The only sane way to handle the cases where the parsing fails is to use static partition tables for the affected models, including the ea6300v1. In fact, I'd seriously consider using static partition tables for all models.
After all this time, it turns out Rafał was right. The ea6300v1 really doesn't have a predictable boot sequence, in a sense. It doesn't always try trx first, then trx2 second. It tries whatever it did last time first, then tries the other one if that doesn't work. So not only can the boot sequence be changed in a manner that persists on the next boot. The boot sequence is changed persistently by the boot loader itself if there's an error.
It actually gets worse than that. The stock firmware comes with a button in its web UI that changes the boot sequence. So, a user may never have even installed custom firmware and the boot sequence might not be the same as what had come from the factory.
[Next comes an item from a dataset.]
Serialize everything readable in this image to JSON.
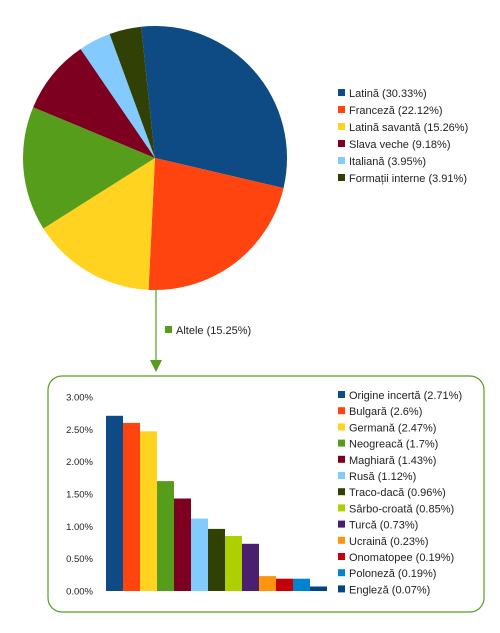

Anyway, this and one other thing has caused me to revise my original workaround slightly. Now that I know I can use trx just as easily or as correctly as trx2, I use trx instead, giving more space for the UBIFS overlay. The other thing is it turns out you can tell CFE to act as the tftp server by specifying : as the image source.
I also found out why openwrt's partition table was wrong. After I erased trx to force CFE to boot to trx2, I had of course also erased the header, which is how openwrt finds partitions on these models.
I'm still experimenting with the stock firmware's ability to modify the boot sequence. I'll keep you apprised.
If somebody has an ea6300v1 that is in its factory state (or at least that hasn't ever had any kind of custom firmware installed on it), I'd like you to check to see what version of the stock firmware resides on trx and trx2. Ideally, you'd use CFE and a serial port, but you can also use the boot sequence switching button in the web UI, which can be found in troubleshooting > switch to backup firmware, or something close to that. Check the firmware version before and after hitting that button. If you need help, just let me know.
It's a pity you didn't help us design a proper solution & develop clean code. It took YEARS for a few experienced Linux developers to sort out partitioning problem. Even thought it's still incomplete.
It seems we could do that in a month (avoiding madness as the same time) with your little help.
I'm pretty sure it does and it's called bootpartition. See 89a0d9a9f194 ("mtd: bcm47xxpart: support layouts with multiple TRX partitions"). The remaining problem is that above code doesn't work due to bcm47xx_nvram_getenv failing at that early stage (NVRAM partition doesn't exist yet).